La expresión de William cambió por completo, pasó de enojada a divertida. Incluso esbozó una sonrisa y dejó escapar unas sonoras carcajadas, las que le conferían mayor atractivo.
—Claro, supongo que los rumores en mi contra eso le han hecho suponer. ¿También se lo informó lady Huntington?
—No, lo deduje.
—¿De veras? —dijo divertido—. Usted es fascinante. ¿Sabe lo que me provoca verla ardiendo de celos?
—¿Celos?
—¿Por qué otro motivo se enemistaría con una de las damas más poderosas de Inglaterra? Debería aprovechar que estamos solos y hacerla mía. Tal vez así desterraría esas ideas extrañas que la han seducido por un instante.
—¿Ideas extrañas? Tiene el descaro de ofenderme mientras su amante, una dama casada, mayor de edad que usted, se pasea impunemente por la propiedad de sus padres. Solo falta ver si el conde de Bridgewater también está entre los invitados.
—Eso, mi marquesa celosa, tendrá que averiguarlo en persona, porque ni yo lo sé. La presencia de lady Morgan también es una sorpresa para mí.
—¿Acaso no la invitó su familia?
—Siempre la invitan, no es común que termine por acceder, solo cuando le place, y esta parece ser una de esas excepcionales ocasiones. Ahora que usted la ha humillado no sé si sea de su agrado permanecer. Si se marcha le habrá provocado una pena profunda a mi padre, aprecia en demasía a la condesa.
—Todavía no me saca de mi duda. ¿Es ella la dama misteriosa?
—Si ha sacado sus propias conclusiones, ¿por qué me interroga? He aprendido que no vale la pena esforzarse por acallar los rumores ni las demandas suspicaces de una mujer. Me basta con mi verdad, pero ese soy yo, la sociedad es más dura juzgando.
—¿Niega sus correrías y que he descubierto la identidad de su amante?
—Salga ya, no quiero que los que urden historias se atrevan a enredarla en uno de sus cotilleos.
—¿Me está echando?
—No deseo que termine comprometida por estar a solas con este hombre de tan marcada reputación.

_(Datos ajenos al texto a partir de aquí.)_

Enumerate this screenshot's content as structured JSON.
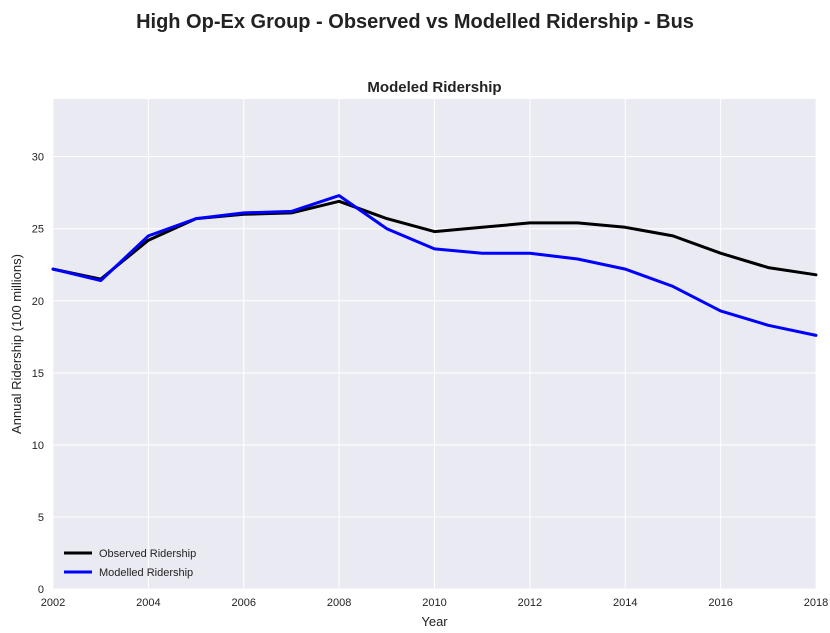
{
  "chart_data": {
    "type": "line",
    "suptitle": "High Op-Ex Group - Observed vs Modelled Ridership - Bus",
    "title": "Modeled Ridership",
    "xlabel": "Year",
    "ylabel": "Annual Ridership (100 millions)",
    "xlim": [
      2002,
      2018
    ],
    "ylim": [
      0,
      34
    ],
    "xticks": [
      "2002",
      "2004",
      "2006",
      "2008",
      "2010",
      "2012",
      "2014",
      "2016",
      "2018"
    ],
    "yticks": [
      "0",
      "5",
      "10",
      "15",
      "20",
      "25",
      "30"
    ],
    "x": [
      2002,
      2003,
      2004,
      2005,
      2006,
      2007,
      2008,
      2009,
      2010,
      2011,
      2012,
      2013,
      2014,
      2015,
      2016,
      2017,
      2018
    ],
    "series": [
      {
        "name": "Observed Ridership",
        "color": "#000000",
        "values": [
          22.2,
          21.5,
          24.2,
          25.7,
          26.0,
          26.1,
          26.9,
          25.7,
          24.8,
          25.1,
          25.4,
          25.4,
          25.1,
          24.5,
          23.3,
          22.3,
          21.8
        ]
      },
      {
        "name": "Modelled Ridership",
        "color": "#0000ff",
        "values": [
          22.2,
          21.4,
          24.5,
          25.7,
          26.1,
          26.2,
          27.3,
          25.0,
          23.6,
          23.3,
          23.3,
          22.9,
          22.2,
          21.0,
          19.3,
          18.3,
          17.6
        ]
      }
    ],
    "grid": true,
    "legend": "lower-left",
    "background": "#eaeaf2"
  }
}
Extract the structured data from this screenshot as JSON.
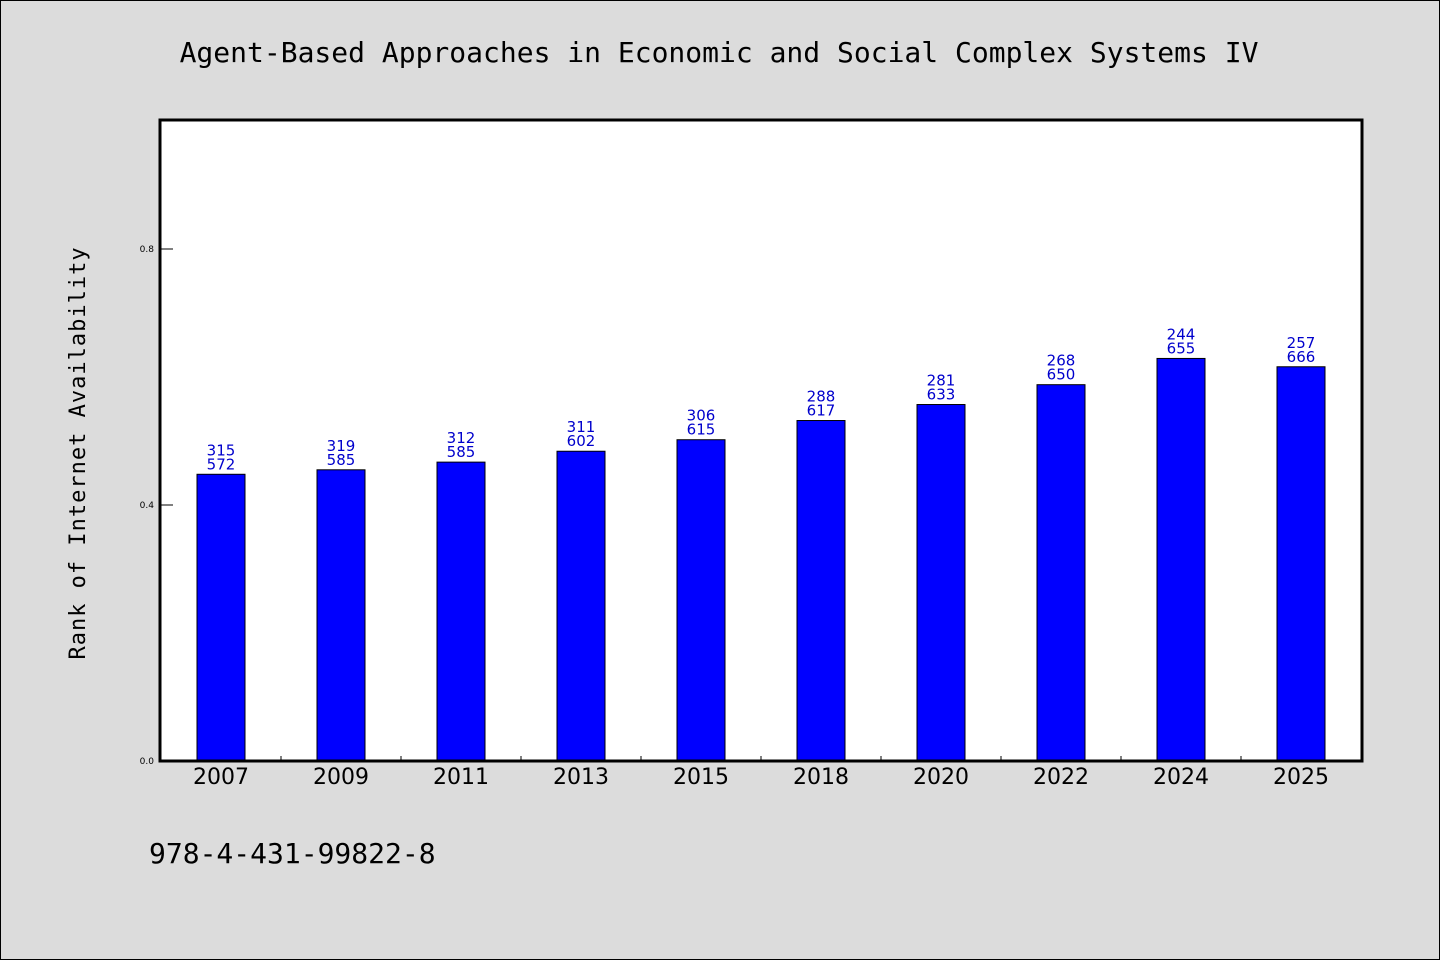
{
  "chart_data": {
    "type": "bar",
    "title": "Agent-Based Approaches in Economic and Social Complex Systems IV",
    "xlabel": "",
    "ylabel": "Rank of Internet Availability",
    "categories": [
      "2007",
      "2009",
      "2011",
      "2013",
      "2015",
      "2018",
      "2020",
      "2022",
      "2024",
      "2025"
    ],
    "values": [
      0.448,
      0.455,
      0.467,
      0.484,
      0.502,
      0.532,
      0.557,
      0.588,
      0.629,
      0.616
    ],
    "bar_labels_top": [
      "315",
      "319",
      "312",
      "311",
      "306",
      "288",
      "281",
      "268",
      "244",
      "257"
    ],
    "bar_labels_bottom": [
      "572",
      "585",
      "585",
      "602",
      "615",
      "617",
      "633",
      "650",
      "655",
      "666"
    ],
    "ylim": [
      0,
      1.0
    ],
    "yticks": [
      0.0,
      0.4,
      0.8
    ],
    "ytick_labels": [
      "0.0",
      "0.4",
      "0.8"
    ],
    "grid": false,
    "colors": {
      "bar": "#0000ff",
      "bar_label": "#0000cc",
      "background": "#dcdcdc",
      "plot_background": "#ffffff"
    }
  },
  "footer": {
    "isbn": "978-4-431-99822-8"
  }
}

Lo miró ofendida, no podía quitarle la vista de encima y debía buscar un pretexto para justificar su insistencia: su indignación le pareció suficiente. Ella desconocía que su mirada desafiante era la preferida de William, como más adoraba recordarla. Grace seguía perdida en la imagen que la tenue luz que se colaba en el establo le devolvía del segundo hijo del duque. Se veía tan gallardo en mangas de camisa, con la expresión surcada por el deseo, al que se resistía a entregarse: su orgullo solía inundar su vanidad. El labio inferior carnoso como una jugosa fresa le temblaba, las líneas firmes de su mandíbula se contrajeron. No era una invitación a dejarse abrigar por sus brazos, era una advertencia.
William sabía que estaban a punto de perderse el uno en el otro, Grace aún creía que podía correr. Si perdía un minuto más deleitándose en su hombría, él la atraparía en el aquel juego seductor cuyo final era muy incierto. Un relincho de la yegua blanca los sacó del aletargamiento y ella, advirtiendo la ferocidad de la lujuria que tomaba forma en el pecho de aquel hombre, decidió huir, mientras quedara un segundo para hacerlo.